Ella Harrison came to herself with a jerk. They couldn’t stand here in the High Street with the chance of somebody who knew her bumping into them. One of the Miss Pimms for instance – help! And at that very moment whom should she see on the other side of the street and waiting to cross over but Mabel, the eldest and if possible the nosiest of the three. She said quickly,

‘There’s quite a good café at the corner of Sefton Street. Come along and we’ll have a cup of coffee. We can’t talk here.’

Since she had seen Miss Pimm, Miss Pimm had of course seen her. Practically all that the Miss Pimms went down into the High Street for was to see what there was to be seen. They kept an extremely sharp look-out for it and very little escaped them.

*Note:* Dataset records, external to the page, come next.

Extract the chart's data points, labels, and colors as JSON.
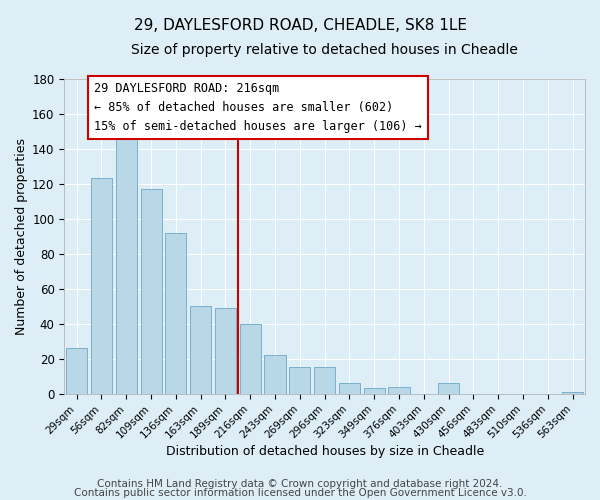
{
  "title": "29, DAYLESFORD ROAD, CHEADLE, SK8 1LE",
  "subtitle": "Size of property relative to detached houses in Cheadle",
  "xlabel": "Distribution of detached houses by size in Cheadle",
  "ylabel": "Number of detached properties",
  "bar_labels": [
    "29sqm",
    "56sqm",
    "82sqm",
    "109sqm",
    "136sqm",
    "163sqm",
    "189sqm",
    "216sqm",
    "243sqm",
    "269sqm",
    "296sqm",
    "323sqm",
    "349sqm",
    "376sqm",
    "403sqm",
    "430sqm",
    "456sqm",
    "483sqm",
    "510sqm",
    "536sqm",
    "563sqm"
  ],
  "bar_values": [
    26,
    123,
    150,
    117,
    92,
    50,
    49,
    40,
    22,
    15,
    15,
    6,
    3,
    4,
    0,
    6,
    0,
    0,
    0,
    0,
    1
  ],
  "bar_color": "#b8d8e8",
  "bar_edge_color": "#7ab0cc",
  "vline_color": "#cc0000",
  "ylim": [
    0,
    180
  ],
  "yticks": [
    0,
    20,
    40,
    60,
    80,
    100,
    120,
    140,
    160,
    180
  ],
  "annotation_title": "29 DAYLESFORD ROAD: 216sqm",
  "annotation_line1": "← 85% of detached houses are smaller (602)",
  "annotation_line2": "15% of semi-detached houses are larger (106) →",
  "annotation_box_color": "#ffffff",
  "annotation_box_edge": "#cc0000",
  "footer1": "Contains HM Land Registry data © Crown copyright and database right 2024.",
  "footer2": "Contains public sector information licensed under the Open Government Licence v3.0.",
  "background_color": "#ddeef6",
  "plot_background_color": "#ddeef6",
  "title_fontsize": 11,
  "subtitle_fontsize": 10,
  "footer_fontsize": 7.5,
  "grid_color": "#ffffff"
}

Mabel’s glance skimming across the road had already taken note of the fact that Mrs Harrison was wearing a new and expensive-looking suit, when she saw her turn round and greet a stranger. She was quite sure that he was a stranger, because nobody in Grove Hill wore the kind of clothes that he was wearing. But not a stranger to Mrs Harrison – oh, no! The way he was looking at her – well, she could only tell her sisters afterwards that she didn’t think it was at all nice. Bold was the way that she would describe it – distinctly bold.

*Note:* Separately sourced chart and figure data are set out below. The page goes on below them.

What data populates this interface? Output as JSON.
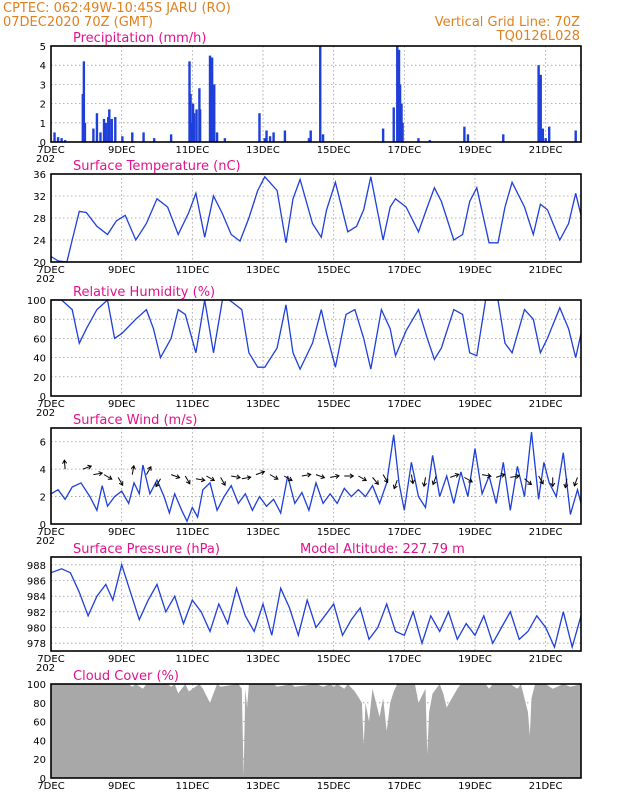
{
  "header": {
    "line1": "CPTEC:   062:49W-10:45S  JARU (RO)",
    "line2": "07DEC2020 70Z (GMT)",
    "right1": "Vertical Grid Line: 70Z",
    "right2": "TQ0126L028"
  },
  "x_axis": {
    "start_day": 7,
    "end_day": 22,
    "tick_labels": [
      "7DEC",
      "9DEC",
      "11DEC",
      "13DEC",
      "15DEC",
      "17DEC",
      "19DEC",
      "21DEC"
    ],
    "tick_days": [
      7,
      9,
      11,
      13,
      15,
      17,
      19,
      21
    ],
    "overflow_glyph": "202"
  },
  "colors": {
    "line": "#1f3fd9",
    "bar": "#1f3fd9",
    "cloud": "#a8a8a8",
    "header": "#e0801e",
    "title": "#e0138c",
    "grid": "#9a9a9a"
  },
  "chart_data": [
    {
      "id": "precip",
      "type": "bar",
      "title": "Precipitation (mm/h)",
      "ylim": [
        0,
        5
      ],
      "yticks": [
        0,
        1,
        2,
        3,
        4,
        5
      ],
      "x": [
        7.1,
        7.2,
        7.3,
        7.4,
        7.9,
        7.93,
        7.96,
        8.2,
        8.3,
        8.4,
        8.5,
        8.55,
        8.62,
        8.65,
        8.72,
        8.82,
        9.02,
        9.3,
        9.62,
        9.92,
        10.4,
        10.92,
        10.95,
        11.0,
        11.02,
        11.05,
        11.12,
        11.2,
        11.22,
        11.5,
        11.56,
        11.58,
        11.62,
        11.7,
        11.92,
        12.9,
        13.05,
        13.1,
        13.2,
        13.3,
        13.62,
        14.3,
        14.35,
        14.62,
        14.7,
        16.4,
        16.7,
        16.8,
        16.85,
        16.88,
        16.92,
        16.95,
        17.4,
        17.72,
        18.7,
        18.8,
        19.8,
        20.8,
        20.86,
        20.92,
        21.0,
        21.1,
        21.85
      ],
      "values": [
        0.5,
        0.25,
        0.2,
        0.1,
        2.5,
        4.2,
        1.0,
        0.7,
        1.5,
        0.5,
        1.2,
        1.0,
        1.3,
        1.7,
        1.2,
        1.3,
        0.3,
        0.5,
        0.5,
        0.2,
        0.4,
        4.2,
        2.5,
        1.0,
        2.0,
        1.5,
        1.7,
        2.8,
        1.7,
        4.5,
        4.4,
        2.7,
        3.0,
        0.5,
        0.2,
        1.5,
        0.2,
        0.6,
        0.3,
        0.5,
        0.6,
        0.2,
        0.6,
        5.0,
        0.4,
        0.7,
        1.8,
        5.0,
        4.8,
        3.0,
        2.0,
        1.0,
        0.2,
        0.1,
        0.8,
        0.4,
        0.4,
        4.0,
        3.5,
        0.7,
        0.2,
        0.8,
        0.6
      ]
    },
    {
      "id": "temp",
      "type": "line",
      "title": "Surface Temperature (nC)",
      "ylim": [
        20,
        36
      ],
      "yticks": [
        20,
        24,
        28,
        32,
        36
      ],
      "x": [
        7.0,
        7.2,
        7.45,
        7.6,
        7.8,
        8.0,
        8.3,
        8.6,
        8.85,
        9.1,
        9.4,
        9.7,
        10.0,
        10.3,
        10.6,
        10.9,
        11.1,
        11.35,
        11.6,
        11.85,
        12.1,
        12.35,
        12.6,
        12.85,
        13.05,
        13.4,
        13.65,
        13.85,
        14.05,
        14.4,
        14.65,
        14.8,
        15.05,
        15.4,
        15.65,
        15.85,
        16.05,
        16.4,
        16.6,
        16.75,
        17.05,
        17.4,
        17.65,
        17.85,
        18.05,
        18.4,
        18.65,
        18.85,
        19.05,
        19.4,
        19.65,
        19.85,
        20.05,
        20.4,
        20.65,
        20.85,
        21.05,
        21.4,
        21.65,
        21.85,
        22.0
      ],
      "values": [
        21.0,
        20.2,
        20.0,
        24.0,
        29.2,
        29.0,
        26.5,
        25.0,
        27.5,
        28.5,
        24.0,
        27.0,
        31.5,
        30.0,
        25.0,
        29.0,
        32.5,
        24.5,
        32.0,
        28.8,
        25.0,
        23.8,
        28.0,
        33.0,
        35.5,
        33.0,
        23.5,
        31.5,
        35.0,
        27.0,
        24.5,
        29.5,
        34.5,
        25.5,
        26.5,
        29.5,
        35.5,
        24.0,
        30.0,
        31.5,
        30.0,
        25.5,
        30.0,
        33.5,
        31.0,
        24.0,
        25.0,
        31.0,
        33.5,
        23.5,
        23.5,
        30.0,
        34.5,
        30.0,
        25.0,
        30.5,
        29.5,
        24.0,
        27.0,
        32.5,
        28.5
      ]
    },
    {
      "id": "rh",
      "type": "line",
      "title": "Relative Humidity (%)",
      "ylim": [
        0,
        100
      ],
      "yticks": [
        0,
        20,
        40,
        60,
        80,
        100
      ],
      "x": [
        7.0,
        7.3,
        7.6,
        7.8,
        8.0,
        8.3,
        8.6,
        8.8,
        9.0,
        9.4,
        9.7,
        9.9,
        10.1,
        10.4,
        10.6,
        10.8,
        11.1,
        11.35,
        11.6,
        11.85,
        12.05,
        12.4,
        12.6,
        12.85,
        13.05,
        13.4,
        13.65,
        13.85,
        14.05,
        14.4,
        14.65,
        14.8,
        15.05,
        15.35,
        15.6,
        15.85,
        16.05,
        16.35,
        16.6,
        16.75,
        17.05,
        17.4,
        17.65,
        17.85,
        18.05,
        18.4,
        18.65,
        18.85,
        19.05,
        19.3,
        19.65,
        19.85,
        20.05,
        20.4,
        20.65,
        20.85,
        21.05,
        21.4,
        21.65,
        21.85,
        22.0
      ],
      "values": [
        100,
        100,
        90,
        55,
        70,
        90,
        100,
        60,
        65,
        80,
        90,
        70,
        40,
        60,
        90,
        85,
        45,
        100,
        45,
        100,
        100,
        90,
        45,
        30,
        30,
        50,
        95,
        45,
        28,
        55,
        90,
        65,
        30,
        85,
        90,
        60,
        28,
        90,
        70,
        42,
        68,
        90,
        60,
        38,
        50,
        90,
        85,
        45,
        42,
        100,
        100,
        55,
        45,
        90,
        80,
        45,
        60,
        92,
        70,
        40,
        65
      ]
    },
    {
      "id": "wind",
      "type": "line",
      "title": "Surface Wind (m/s)",
      "ylim": [
        0,
        7
      ],
      "yticks": [
        0,
        2,
        4,
        6
      ],
      "x": [
        7.0,
        7.2,
        7.4,
        7.6,
        7.85,
        8.1,
        8.3,
        8.45,
        8.6,
        8.8,
        9.0,
        9.2,
        9.35,
        9.5,
        9.6,
        9.8,
        10.0,
        10.2,
        10.35,
        10.5,
        10.7,
        10.85,
        11.0,
        11.15,
        11.3,
        11.5,
        11.7,
        11.9,
        12.1,
        12.3,
        12.5,
        12.7,
        12.9,
        13.1,
        13.3,
        13.5,
        13.7,
        13.9,
        14.1,
        14.3,
        14.5,
        14.7,
        14.9,
        15.1,
        15.3,
        15.5,
        15.7,
        15.9,
        16.1,
        16.3,
        16.5,
        16.7,
        16.85,
        17.0,
        17.2,
        17.4,
        17.6,
        17.8,
        18.0,
        18.2,
        18.4,
        18.6,
        18.8,
        19.0,
        19.2,
        19.4,
        19.6,
        19.8,
        20.0,
        20.2,
        20.4,
        20.6,
        20.8,
        20.95,
        21.1,
        21.3,
        21.5,
        21.7,
        21.9,
        22.0
      ],
      "values": [
        2.2,
        2.5,
        1.8,
        2.7,
        3.0,
        2.0,
        1.0,
        2.8,
        1.3,
        2.0,
        2.4,
        1.5,
        3.0,
        2.2,
        4.3,
        2.2,
        3.2,
        2.0,
        0.8,
        2.2,
        1.0,
        0.2,
        1.2,
        0.5,
        2.5,
        3.0,
        1.0,
        2.0,
        2.8,
        1.5,
        2.2,
        1.0,
        2.0,
        1.3,
        1.8,
        0.8,
        3.5,
        1.5,
        2.3,
        1.0,
        3.0,
        1.5,
        2.2,
        1.5,
        2.6,
        2.0,
        2.5,
        2.0,
        2.8,
        1.5,
        3.0,
        6.5,
        3.0,
        1.0,
        4.5,
        2.0,
        1.2,
        5.0,
        2.0,
        3.5,
        1.5,
        3.8,
        2.0,
        5.5,
        2.2,
        3.5,
        1.5,
        4.5,
        1.0,
        4.2,
        2.0,
        6.7,
        1.8,
        4.5,
        3.0,
        2.0,
        5.2,
        0.7,
        2.5,
        1.5
      ],
      "arrows_x": [
        7.4,
        7.9,
        8.2,
        8.5,
        8.9,
        9.3,
        9.7,
        10.1,
        10.4,
        10.8,
        11.1,
        11.4,
        11.8,
        12.1,
        12.4,
        12.8,
        13.2,
        13.6,
        14.1,
        14.5,
        14.9,
        15.3,
        15.7,
        16.1,
        16.4,
        16.8,
        17.2,
        17.6,
        17.9,
        18.3,
        18.7,
        19.2,
        19.6,
        20.0,
        20.4,
        20.8,
        21.2,
        21.6,
        21.9
      ],
      "arrows_y": [
        4.0,
        4.0,
        3.6,
        3.6,
        3.4,
        3.6,
        3.6,
        3.3,
        3.6,
        3.5,
        3.3,
        3.5,
        3.4,
        3.5,
        3.3,
        3.6,
        3.6,
        3.5,
        3.5,
        3.6,
        3.4,
        3.5,
        3.5,
        3.4,
        3.6,
        3.2,
        3.6,
        3.4,
        3.5,
        3.4,
        3.4,
        3.6,
        3.4,
        3.4,
        3.3,
        3.5,
        3.4,
        3.3,
        3.4
      ],
      "arrows_dir_deg": [
        95,
        20,
        10,
        330,
        300,
        80,
        60,
        240,
        340,
        300,
        350,
        330,
        300,
        350,
        10,
        20,
        330,
        330,
        10,
        340,
        10,
        0,
        330,
        310,
        300,
        250,
        280,
        260,
        250,
        20,
        330,
        350,
        20,
        10,
        320,
        300,
        270,
        260,
        250
      ]
    },
    {
      "id": "pressure",
      "type": "line",
      "title": "Surface Pressure (hPa)",
      "annotation": "Model Altitude: 227.79 m",
      "ylim": [
        977,
        989
      ],
      "yticks": [
        978,
        980,
        982,
        984,
        986,
        988
      ],
      "x": [
        7.0,
        7.3,
        7.55,
        7.8,
        8.05,
        8.3,
        8.55,
        8.75,
        9.0,
        9.25,
        9.5,
        9.75,
        10.0,
        10.25,
        10.5,
        10.75,
        11.0,
        11.25,
        11.5,
        11.75,
        12.0,
        12.25,
        12.5,
        12.75,
        13.0,
        13.25,
        13.5,
        13.75,
        14.0,
        14.25,
        14.5,
        14.75,
        15.0,
        15.25,
        15.5,
        15.75,
        16.0,
        16.25,
        16.5,
        16.75,
        17.0,
        17.25,
        17.5,
        17.75,
        18.0,
        18.25,
        18.5,
        18.75,
        19.0,
        19.25,
        19.5,
        19.75,
        20.0,
        20.25,
        20.5,
        20.75,
        21.0,
        21.25,
        21.5,
        21.75,
        22.0
      ],
      "values": [
        987.0,
        987.5,
        987.0,
        984.5,
        981.5,
        984.0,
        985.5,
        983.5,
        988.0,
        984.5,
        981.0,
        983.5,
        985.5,
        982.0,
        984.0,
        980.5,
        983.5,
        982.0,
        979.5,
        983.0,
        980.5,
        985.0,
        981.5,
        979.5,
        983.0,
        979.0,
        985.0,
        982.5,
        979.0,
        983.5,
        980.0,
        981.5,
        983.0,
        979.0,
        981.0,
        982.5,
        978.5,
        980.0,
        983.0,
        979.5,
        979.0,
        982.0,
        978.0,
        981.5,
        979.5,
        982.0,
        978.5,
        980.5,
        979.0,
        981.5,
        978.0,
        980.0,
        982.0,
        978.5,
        979.5,
        981.5,
        980.0,
        977.5,
        982.0,
        977.5,
        981.5
      ]
    },
    {
      "id": "cloud",
      "type": "area",
      "title": "Cloud Cover (%)",
      "ylim": [
        0,
        100
      ],
      "yticks": [
        0,
        20,
        40,
        60,
        80,
        100
      ],
      "x": [
        7.0,
        9.2,
        9.3,
        9.4,
        9.6,
        9.7,
        10.3,
        10.4,
        10.5,
        10.6,
        10.8,
        10.9,
        11.2,
        11.3,
        11.5,
        11.7,
        11.8,
        12.3,
        12.4,
        12.45,
        12.5,
        12.55,
        12.6,
        13.3,
        13.4,
        13.8,
        13.9,
        14.5,
        14.7,
        14.9,
        15.0,
        15.1,
        15.3,
        15.4,
        15.6,
        15.8,
        15.85,
        15.9,
        16.0,
        16.1,
        16.3,
        16.4,
        16.5,
        16.6,
        16.7,
        16.8,
        17.3,
        17.4,
        17.6,
        17.65,
        17.7,
        17.8,
        18.0,
        18.1,
        18.2,
        18.5,
        18.6,
        19.3,
        19.4,
        19.5,
        20.0,
        20.2,
        20.3,
        20.5,
        20.55,
        20.6,
        20.7,
        21.0,
        21.2,
        21.5,
        21.7,
        22.0
      ],
      "values": [
        100,
        100,
        97,
        100,
        95,
        100,
        100,
        97,
        100,
        90,
        100,
        92,
        100,
        95,
        80,
        100,
        97,
        100,
        95,
        2,
        95,
        75,
        100,
        100,
        97,
        100,
        97,
        100,
        97,
        100,
        97,
        100,
        95,
        100,
        92,
        80,
        35,
        80,
        60,
        95,
        65,
        85,
        50,
        80,
        92,
        100,
        100,
        80,
        95,
        25,
        70,
        90,
        100,
        90,
        75,
        95,
        100,
        100,
        95,
        100,
        100,
        95,
        100,
        70,
        45,
        85,
        100,
        100,
        95,
        100,
        97,
        100
      ]
    }
  ]
}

It was just as she had made up her mind on this point that Mabel Pimm had her view interrupted by what amounted to a traffic jam. The bus coming down the hill was discharging its passengers, and a furniture-van which had just turned out of Sefton Street took up nearly all the rest of the road. She couldn’t see the opposite pavement at all. She had been most interested. That fast-looking Mrs Harrison – the Miss Pimms still employed the vocabulary of their youth – and a flashy-looking man standing very close together and engaged in what was obviously an intimate conversation! When she told Nettie and Lily about it afterwards, this was the term that she employed. ‘They were standing much too close together – it really looked as if he might be going to kiss her! Not an elderly man at all, and I suppose some people would have called him good-looking, but not the sort of person one would meet socially! Of course one wouldn’t expect Mrs Harrison to be particular, but there he was, smiling at her in the most intimate manner! And then that wretched van came along, and by the time the road was clear again they had completely disappeared. I thought they might have gone into the Sefton café, so I went in and bought half a dozen scones, but I couldn’t see them. Of course there are those little screened alcoves…’ Ella Harrison and Fred Worple sat in one of the alcoves and sipped their coffee. The Sefton had very good coffee. After the first shock – and frankly it had been a shock – Ella found herself astonishingly pleased to see him again. You don’t always want bits of your past to come bobbing up so to speak out of nowhere, but she had had a bit of a soft spot for Fred. There was a time when she had gone right off the deep end about him, but that was all over and done with. It had been very uncomfortable while it lasted, because they had neither of them had a bean and they both had tempers. There were scenes and recriminations, and a furious parting. It was all a long time ago and the anger had faded out, but the soft spot remained. They were being very comfortable together. He told her she had better forget all about his having called himself Selby, because Worple was his real name – ‘and don’t you forget it, ducks.’ And she told him about getting ill and losing her job in the chorus and running into Jack Harrison down at Brighton, where she was staying with her Aunt Annie.

‘Mean wasn’t the word for her! Kept everything locked up and measured it out! I wouldn’t have stayed a day, only I hadn’t anywhere else to go. And then, there was Jack Harrison coming up to me on the front and asking me if I remembered him. He’d been at a party Anna Kressler threw, so I said of course I remembered him, and he said he’d never forgotten me and perhaps I’d dine with him.’ She laughed. ‘I’d have dined with the devil and been glad to! It didn’t take me long to see I could get him just where I wanted him. He’d come in for money from an old bachelor cousin, and – well, it was a chance I couldn’t afford to let slip, so I took him and here we are.’